OLD TOWN – City residents and others from communities near the lower Penobscot River area had a chance Thursday evening to offer opinions and suggestions about a plan to map local green space during a forum at Old Town High School.
Three staff members from the nonprofit organization Trust for Public Land discussed the Penobscot Valley Community Greenprint project with about 60 people.
The TPL is based in San Francisco. The Maine office is in Portland.
The plan will map green spaces with an eye toward how those spaces can be best preserved for current uses such as hunting, hiking and farming and also for keeping the land undeveloped in the future.
The TPL would come up with maps and models using its Greenprinting technology. Those maps and models and eventually an action plan would be presented to local towns and cities, which would then decide how and if the information will be used.
“We want to look regionally but also think about what works for your municipality,” said TPL staff member Kelley Hart, who is based in the Washington, D.C., office.
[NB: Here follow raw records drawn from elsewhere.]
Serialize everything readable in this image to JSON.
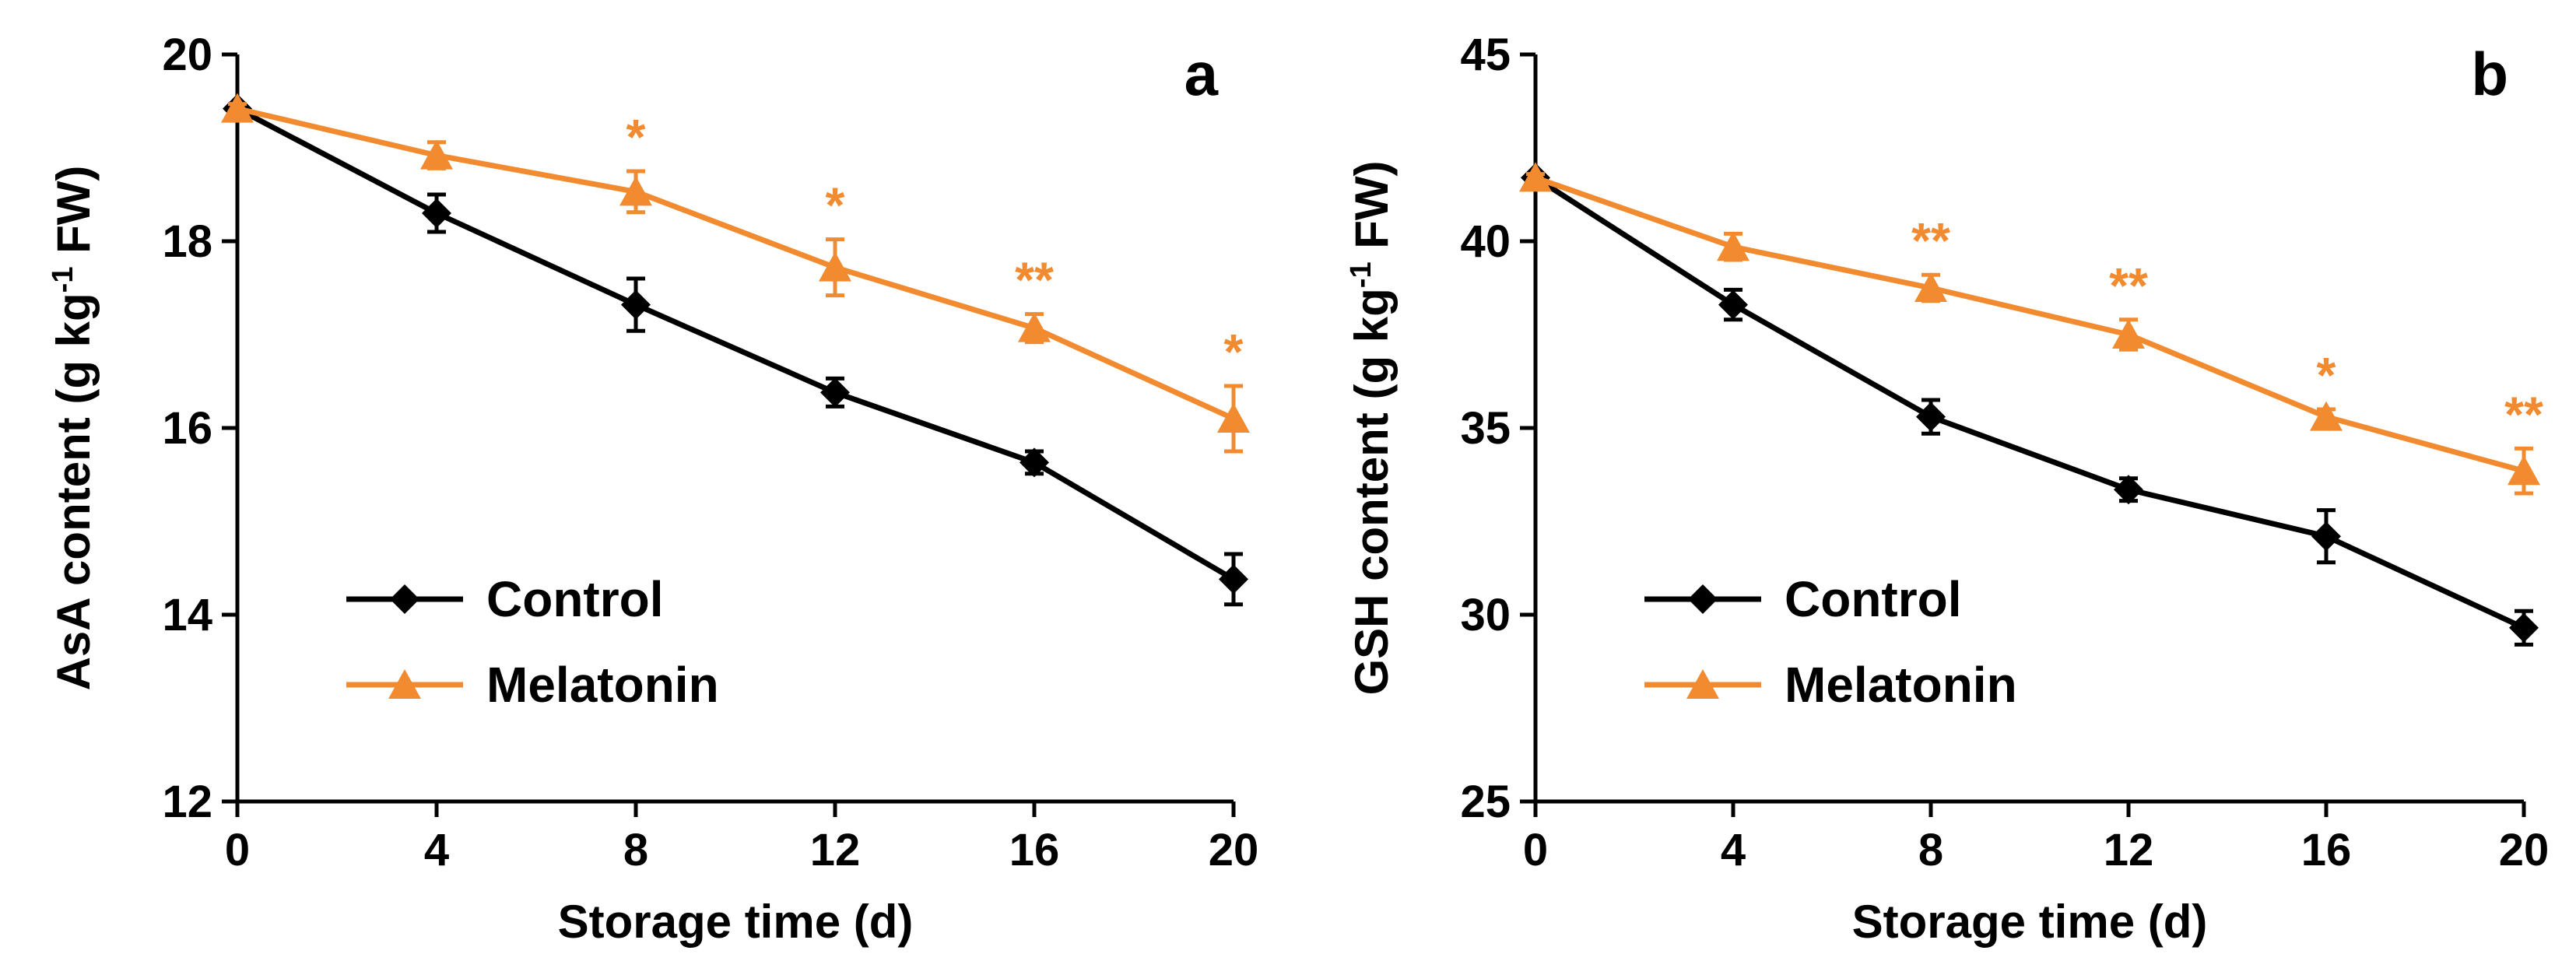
{
  "colors": {
    "control": "#000000",
    "melatonin": "#F28A30",
    "axis": "#000000"
  },
  "chart_data": [
    {
      "panel_label": "a",
      "type": "line",
      "xlabel": "Storage time (d)",
      "ylabel": "AsA content (g kg-1 FW)",
      "ylabel_parts": {
        "main": "AsA content (g kg",
        "sup": "-1",
        "end": " FW)"
      },
      "x": [
        0,
        4,
        8,
        12,
        16,
        20
      ],
      "xlim": [
        0,
        20
      ],
      "ylim": [
        12,
        20
      ],
      "xticks": [
        "0",
        "4",
        "8",
        "12",
        "16",
        "20"
      ],
      "yticks": [
        "12",
        "14",
        "16",
        "18",
        "20"
      ],
      "ytick_values": [
        12,
        14,
        16,
        18,
        20
      ],
      "legend": [
        "Control",
        "Melatonin"
      ],
      "series": [
        {
          "name": "Control",
          "marker": "diamond",
          "values": [
            19.42,
            18.3,
            17.32,
            16.38,
            15.63,
            14.38
          ],
          "errors": [
            0.05,
            0.2,
            0.28,
            0.15,
            0.12,
            0.27
          ]
        },
        {
          "name": "Melatonin",
          "marker": "triangle",
          "values": [
            19.42,
            18.92,
            18.53,
            17.72,
            17.07,
            16.1
          ],
          "errors": [
            0.05,
            0.14,
            0.22,
            0.3,
            0.15,
            0.35
          ]
        }
      ],
      "significance": [
        "",
        "",
        "*",
        "*",
        "**",
        "*"
      ]
    },
    {
      "panel_label": "b",
      "type": "line",
      "xlabel": "Storage time (d)",
      "ylabel": "GSH content (g kg-1 FW)",
      "ylabel_parts": {
        "main": "GSH content (g kg",
        "sup": "-1",
        "end": " FW)"
      },
      "x": [
        0,
        4,
        8,
        12,
        16,
        20
      ],
      "xlim": [
        0,
        20
      ],
      "ylim": [
        25,
        45
      ],
      "xticks": [
        "0",
        "4",
        "8",
        "12",
        "16",
        "20"
      ],
      "yticks": [
        "25",
        "30",
        "35",
        "40",
        "45"
      ],
      "ytick_values": [
        25,
        30,
        35,
        40,
        45
      ],
      "legend": [
        "Control",
        "Melatonin"
      ],
      "series": [
        {
          "name": "Control",
          "marker": "diamond",
          "values": [
            41.7,
            38.3,
            35.3,
            33.35,
            32.1,
            29.65
          ],
          "errors": [
            0.1,
            0.4,
            0.45,
            0.3,
            0.7,
            0.45
          ]
        },
        {
          "name": "Melatonin",
          "marker": "triangle",
          "values": [
            41.7,
            39.85,
            38.75,
            37.5,
            35.3,
            33.85
          ],
          "errors": [
            0.1,
            0.35,
            0.35,
            0.4,
            0.2,
            0.6
          ]
        }
      ],
      "significance": [
        "",
        "",
        "**",
        "**",
        "*",
        "**"
      ]
    }
  ]
}
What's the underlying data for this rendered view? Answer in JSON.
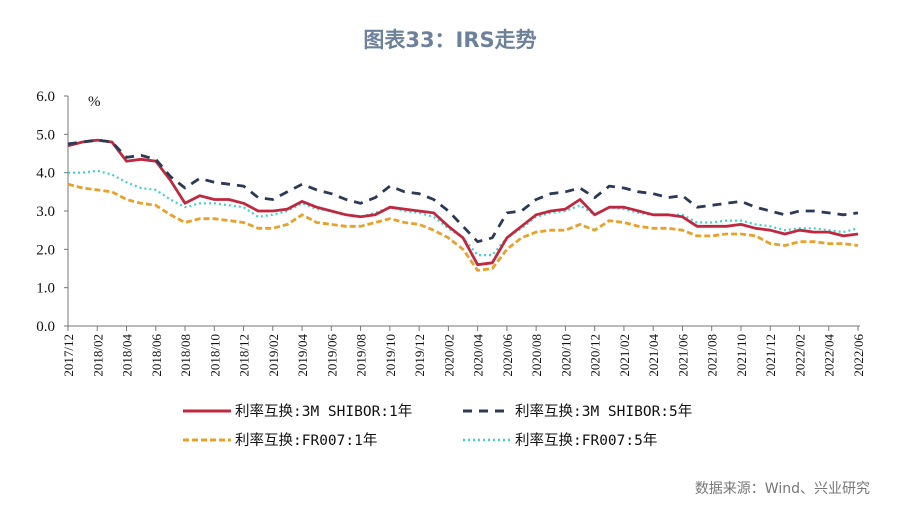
{
  "chart_data": {
    "type": "line",
    "title": "图表33：IRS走势",
    "ylabel": "%",
    "ylim": [
      0,
      6
    ],
    "yticks": [
      "0.0",
      "1.0",
      "2.0",
      "3.0",
      "4.0",
      "5.0",
      "6.0"
    ],
    "xticks": [
      "2017/12",
      "2018/02",
      "2018/04",
      "2018/06",
      "2018/08",
      "2018/10",
      "2018/12",
      "2019/02",
      "2019/04",
      "2019/06",
      "2019/08",
      "2019/10",
      "2019/12",
      "2020/02",
      "2020/04",
      "2020/06",
      "2020/08",
      "2020/10",
      "2020/12",
      "2021/02",
      "2021/04",
      "2021/06",
      "2021/08",
      "2021/10",
      "2021/12",
      "2022/02",
      "2022/04",
      "2022/06"
    ],
    "x": [
      "2017/12",
      "2018/01",
      "2018/02",
      "2018/03",
      "2018/04",
      "2018/05",
      "2018/06",
      "2018/07",
      "2018/08",
      "2018/09",
      "2018/10",
      "2018/11",
      "2018/12",
      "2019/01",
      "2019/02",
      "2019/03",
      "2019/04",
      "2019/05",
      "2019/06",
      "2019/07",
      "2019/08",
      "2019/09",
      "2019/10",
      "2019/11",
      "2019/12",
      "2020/01",
      "2020/02",
      "2020/03",
      "2020/04",
      "2020/05",
      "2020/06",
      "2020/07",
      "2020/08",
      "2020/09",
      "2020/10",
      "2020/11",
      "2020/12",
      "2021/01",
      "2021/02",
      "2021/03",
      "2021/04",
      "2021/05",
      "2021/06",
      "2021/07",
      "2021/08",
      "2021/09",
      "2021/10",
      "2021/11",
      "2021/12",
      "2022/01",
      "2022/02",
      "2022/03",
      "2022/04",
      "2022/05",
      "2022/06"
    ],
    "grid": false,
    "legend": "bottom",
    "series": [
      {
        "name": "利率互换:3M SHIBOR:1年",
        "color": "#c0283f",
        "style": "solid",
        "values": [
          4.7,
          4.8,
          4.85,
          4.8,
          4.3,
          4.35,
          4.3,
          3.8,
          3.2,
          3.4,
          3.3,
          3.3,
          3.2,
          3.0,
          3.0,
          3.05,
          3.25,
          3.1,
          3.0,
          2.9,
          2.85,
          2.9,
          3.1,
          3.05,
          3.0,
          2.95,
          2.6,
          2.3,
          1.6,
          1.65,
          2.3,
          2.6,
          2.9,
          3.0,
          3.05,
          3.3,
          2.9,
          3.1,
          3.1,
          3.0,
          2.9,
          2.9,
          2.85,
          2.6,
          2.6,
          2.6,
          2.65,
          2.55,
          2.5,
          2.4,
          2.5,
          2.45,
          2.45,
          2.35,
          2.4
        ]
      },
      {
        "name": "利率互换:3M SHIBOR:5年",
        "color": "#2c3a55",
        "style": "dash",
        "values": [
          4.75,
          4.8,
          4.85,
          4.8,
          4.4,
          4.45,
          4.35,
          3.9,
          3.6,
          3.85,
          3.75,
          3.7,
          3.65,
          3.35,
          3.3,
          3.5,
          3.7,
          3.55,
          3.45,
          3.3,
          3.2,
          3.35,
          3.65,
          3.5,
          3.45,
          3.3,
          3.0,
          2.6,
          2.2,
          2.3,
          2.95,
          3.0,
          3.3,
          3.45,
          3.5,
          3.6,
          3.35,
          3.65,
          3.6,
          3.5,
          3.45,
          3.35,
          3.4,
          3.1,
          3.15,
          3.2,
          3.25,
          3.1,
          3.0,
          2.9,
          3.0,
          3.0,
          2.95,
          2.9,
          2.95
        ]
      },
      {
        "name": "利率互换:FR007:1年",
        "color": "#e8a12a",
        "style": "shortdash",
        "values": [
          3.7,
          3.6,
          3.55,
          3.5,
          3.3,
          3.2,
          3.15,
          2.9,
          2.7,
          2.8,
          2.8,
          2.75,
          2.7,
          2.55,
          2.55,
          2.65,
          2.9,
          2.7,
          2.65,
          2.6,
          2.6,
          2.7,
          2.8,
          2.7,
          2.65,
          2.5,
          2.3,
          2.0,
          1.45,
          1.5,
          2.0,
          2.3,
          2.45,
          2.5,
          2.5,
          2.65,
          2.5,
          2.75,
          2.7,
          2.6,
          2.55,
          2.55,
          2.5,
          2.35,
          2.35,
          2.4,
          2.4,
          2.35,
          2.15,
          2.1,
          2.2,
          2.2,
          2.15,
          2.15,
          2.1
        ]
      },
      {
        "name": "利率互换:FR007:5年",
        "color": "#3fd0c9",
        "style": "dot",
        "values": [
          4.0,
          4.0,
          4.05,
          3.95,
          3.75,
          3.6,
          3.55,
          3.3,
          3.1,
          3.2,
          3.2,
          3.15,
          3.1,
          2.85,
          2.9,
          3.0,
          3.2,
          3.05,
          3.0,
          2.9,
          2.85,
          2.95,
          3.1,
          3.0,
          2.95,
          2.85,
          2.55,
          2.3,
          1.85,
          1.85,
          2.3,
          2.55,
          2.85,
          2.95,
          3.0,
          3.15,
          2.9,
          3.1,
          3.05,
          2.95,
          2.9,
          2.9,
          2.9,
          2.7,
          2.7,
          2.75,
          2.75,
          2.65,
          2.6,
          2.5,
          2.55,
          2.55,
          2.5,
          2.45,
          2.55
        ]
      }
    ]
  },
  "source": "数据来源：Wind、兴业研究"
}
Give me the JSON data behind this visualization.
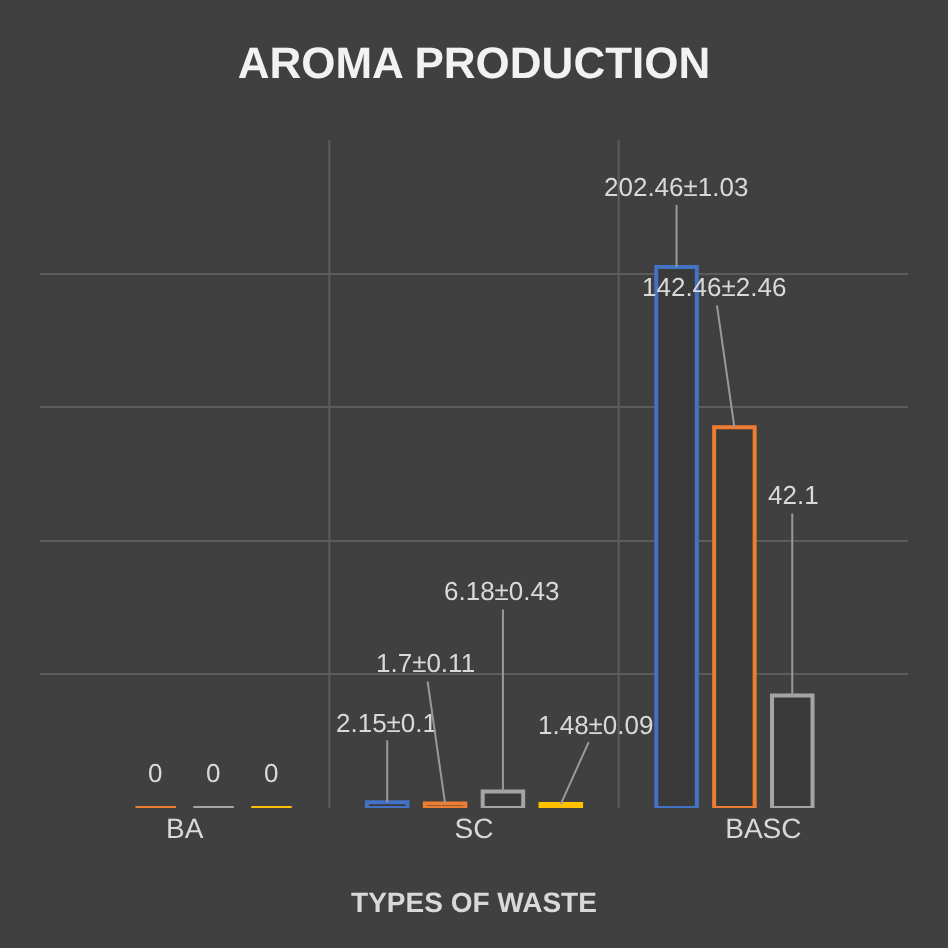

The 12 communities involved in the project are Bangor, Brewer and Old Town, and the towns of Bradley, Eddington, Hampden, Hermon, Holden, Milford, Orono, Orrington and Veazie.
The TPL is currently in Phase I of the project, during which staff members conduct interviews and take public comment at events such as Thursday’s meeting and another held Wednesday in Hampden. During this three to four month phase the TPL also will survey 1,000 randomly selected residents in the area, conduct finance research, and begin data collection.
In Phase II, TPL staff members will construct maps and models of the area and come up with an action plan for maintaining the green spaces on the maps. A steering committee of about 30 people, or about two from each town, and a stakeholder group of 40-50 individuals, will provide input.
TPL staff member Brenda Faber, who is based in Colorado, said the group constructs its maps and models with Geographic Information Systems to “make informed strategic decisions about land conservation and resource protection priorities.”
The two-part process of developing a Greenprinting model starts with a top-down look from 10,000 feet in which town and private boundaries are ignored, to see where the green spaces are. The second part looks at the space from the bottom up, laying in boundary lines.
Attendees broke into groups in which they discussed what they wanted out of the project. The suggestions included maintaining wildlife corridors, protecting working farms and forests, curtailing sprawl, preserving access to land and water, and ensuring the hills and vistas around the area, such as the Chick and Lucerne hills, are maintained.
“What you’re doing tonight is helping us design this model,” Faber said.
Several attendees also emphasized the importance of including landowners in the process. That will come, the TPL representatives said, when the towns receive maps and recommendations and decide what to do with them.